The theorem was proven in 1965 by Lester Dubins and Gideon E. Schwarz ^[1] and independently in the same year by K. E. Dambis, a doctorial student of Eugene Dynkin. ^{[2] [3]}

Let

• ${\displaystyle {\mathcal {M}}_{0,\operatorname {loc} }^{c}}$ be the space of ${\displaystyle {\mathcal {F}}_{t}}$-adapted continuous local martingales ${\displaystyle M=(M_{t})_{t\geq 0}}$ with ${\displaystyle M_{0}=0}$.
• ${\displaystyle \langle M\rangle }$ be the quadratic variation.

Let ${\displaystyle M\in {\mathcal {M}}_{0,\operatorname {loc} }^{c}}$ and ${\displaystyle \langle M\rangle _{\infty }=\infty }$ and define for all ${\displaystyle t\geq 0}$ the time-changes (i.e. stopping times) ^[4]

${\displaystyle T_{t}=\inf\{s:\langle M\rangle _{s}>t\}.}$

Then ${\displaystyle B:=(B_{t}):=(M_{T_{t}})}$ is a ${\displaystyle {\mathcal {F}}_{T_{t}}}$-Brownian motion and ${\displaystyle (M_{t})=(B_{\langle M\rangle _{t}})}$.

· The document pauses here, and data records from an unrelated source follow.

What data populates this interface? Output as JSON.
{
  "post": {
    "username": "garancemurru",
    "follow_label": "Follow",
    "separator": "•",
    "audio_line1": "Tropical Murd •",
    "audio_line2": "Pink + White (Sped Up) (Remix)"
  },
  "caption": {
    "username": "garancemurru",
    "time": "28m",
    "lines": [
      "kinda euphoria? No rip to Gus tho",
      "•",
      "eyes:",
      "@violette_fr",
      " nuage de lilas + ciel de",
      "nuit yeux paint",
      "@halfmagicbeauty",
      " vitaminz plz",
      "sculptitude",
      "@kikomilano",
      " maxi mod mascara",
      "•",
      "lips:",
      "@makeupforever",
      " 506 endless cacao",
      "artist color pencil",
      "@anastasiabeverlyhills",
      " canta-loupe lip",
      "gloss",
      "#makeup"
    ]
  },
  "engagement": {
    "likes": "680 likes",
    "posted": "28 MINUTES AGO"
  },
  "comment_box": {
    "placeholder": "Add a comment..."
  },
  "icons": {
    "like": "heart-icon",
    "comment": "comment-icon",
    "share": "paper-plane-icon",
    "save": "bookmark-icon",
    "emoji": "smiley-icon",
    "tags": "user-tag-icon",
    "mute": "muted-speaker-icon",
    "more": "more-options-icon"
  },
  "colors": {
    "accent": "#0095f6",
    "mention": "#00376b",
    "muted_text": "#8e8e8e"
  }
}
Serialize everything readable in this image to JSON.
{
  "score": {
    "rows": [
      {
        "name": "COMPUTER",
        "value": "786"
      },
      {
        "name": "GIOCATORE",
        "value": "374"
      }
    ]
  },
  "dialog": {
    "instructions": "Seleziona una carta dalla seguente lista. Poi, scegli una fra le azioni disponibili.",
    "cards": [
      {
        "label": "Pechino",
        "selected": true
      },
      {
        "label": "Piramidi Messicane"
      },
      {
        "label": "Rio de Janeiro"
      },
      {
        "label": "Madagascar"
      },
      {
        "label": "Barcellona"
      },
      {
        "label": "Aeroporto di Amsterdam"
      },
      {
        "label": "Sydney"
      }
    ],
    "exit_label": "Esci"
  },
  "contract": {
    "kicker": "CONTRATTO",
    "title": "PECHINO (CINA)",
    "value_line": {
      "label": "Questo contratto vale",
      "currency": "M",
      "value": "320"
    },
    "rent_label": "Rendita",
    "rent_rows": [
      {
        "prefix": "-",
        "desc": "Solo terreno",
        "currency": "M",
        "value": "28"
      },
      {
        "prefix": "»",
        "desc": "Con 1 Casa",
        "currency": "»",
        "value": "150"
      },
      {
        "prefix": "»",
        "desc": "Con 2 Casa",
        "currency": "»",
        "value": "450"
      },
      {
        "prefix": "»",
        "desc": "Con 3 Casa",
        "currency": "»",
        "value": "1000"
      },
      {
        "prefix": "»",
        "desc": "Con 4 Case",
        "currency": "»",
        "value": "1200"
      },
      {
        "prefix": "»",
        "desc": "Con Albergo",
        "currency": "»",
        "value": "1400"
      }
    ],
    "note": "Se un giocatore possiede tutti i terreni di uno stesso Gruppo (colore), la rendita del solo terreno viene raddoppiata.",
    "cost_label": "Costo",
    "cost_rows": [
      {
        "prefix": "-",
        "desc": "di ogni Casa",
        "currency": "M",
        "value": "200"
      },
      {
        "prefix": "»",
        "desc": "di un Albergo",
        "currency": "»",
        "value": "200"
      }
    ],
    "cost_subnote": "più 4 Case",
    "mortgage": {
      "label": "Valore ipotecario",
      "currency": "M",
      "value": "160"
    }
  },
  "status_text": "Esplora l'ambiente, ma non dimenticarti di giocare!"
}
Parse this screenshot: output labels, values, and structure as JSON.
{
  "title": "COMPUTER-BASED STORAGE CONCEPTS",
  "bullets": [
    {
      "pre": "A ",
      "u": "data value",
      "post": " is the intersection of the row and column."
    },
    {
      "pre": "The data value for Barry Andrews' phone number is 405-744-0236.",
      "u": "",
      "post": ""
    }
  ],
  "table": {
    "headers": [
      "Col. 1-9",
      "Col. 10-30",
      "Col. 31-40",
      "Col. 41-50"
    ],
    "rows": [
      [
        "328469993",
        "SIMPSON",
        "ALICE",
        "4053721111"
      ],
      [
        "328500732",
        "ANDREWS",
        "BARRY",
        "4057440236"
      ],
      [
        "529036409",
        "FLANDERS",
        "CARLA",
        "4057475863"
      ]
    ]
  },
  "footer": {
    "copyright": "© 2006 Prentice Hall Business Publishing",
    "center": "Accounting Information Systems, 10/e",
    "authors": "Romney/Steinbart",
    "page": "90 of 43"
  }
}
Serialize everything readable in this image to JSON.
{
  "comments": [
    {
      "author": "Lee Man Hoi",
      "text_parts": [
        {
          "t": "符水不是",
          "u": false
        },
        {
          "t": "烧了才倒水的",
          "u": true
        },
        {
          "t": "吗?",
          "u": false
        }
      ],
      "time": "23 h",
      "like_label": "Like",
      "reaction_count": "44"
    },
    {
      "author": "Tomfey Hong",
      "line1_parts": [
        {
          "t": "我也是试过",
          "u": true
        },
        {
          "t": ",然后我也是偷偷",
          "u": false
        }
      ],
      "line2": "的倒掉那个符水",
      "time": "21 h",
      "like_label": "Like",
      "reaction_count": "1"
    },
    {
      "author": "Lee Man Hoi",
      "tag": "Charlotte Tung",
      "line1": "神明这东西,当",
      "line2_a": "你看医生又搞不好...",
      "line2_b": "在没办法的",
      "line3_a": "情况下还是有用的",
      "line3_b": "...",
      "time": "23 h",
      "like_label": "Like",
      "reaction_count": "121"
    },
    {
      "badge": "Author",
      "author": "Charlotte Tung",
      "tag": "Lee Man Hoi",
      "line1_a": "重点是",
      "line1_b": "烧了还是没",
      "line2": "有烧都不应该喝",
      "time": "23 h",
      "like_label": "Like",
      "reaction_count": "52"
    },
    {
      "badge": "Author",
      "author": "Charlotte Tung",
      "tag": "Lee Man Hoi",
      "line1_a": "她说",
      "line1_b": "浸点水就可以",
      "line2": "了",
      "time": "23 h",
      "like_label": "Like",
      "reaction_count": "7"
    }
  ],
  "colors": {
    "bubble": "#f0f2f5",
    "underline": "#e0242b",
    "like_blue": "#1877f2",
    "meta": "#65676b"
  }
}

• The condition ${\displaystyle \langle M\rangle _{\infty }=\infty }$ guarantees that the underlying probability space is rich enough so that the Brownian motion exists. If one removes this conditions one might have to use enlargement of the filtered probability space.
• ${\displaystyle B}$ is not a ${\displaystyle {\mathcal {F}}_{t}}$-Brownian motion.
• ${\displaystyle (T_{t})}$ are almost surely finite since ${\displaystyle \langle M\rangle _{\infty }=\infty }$.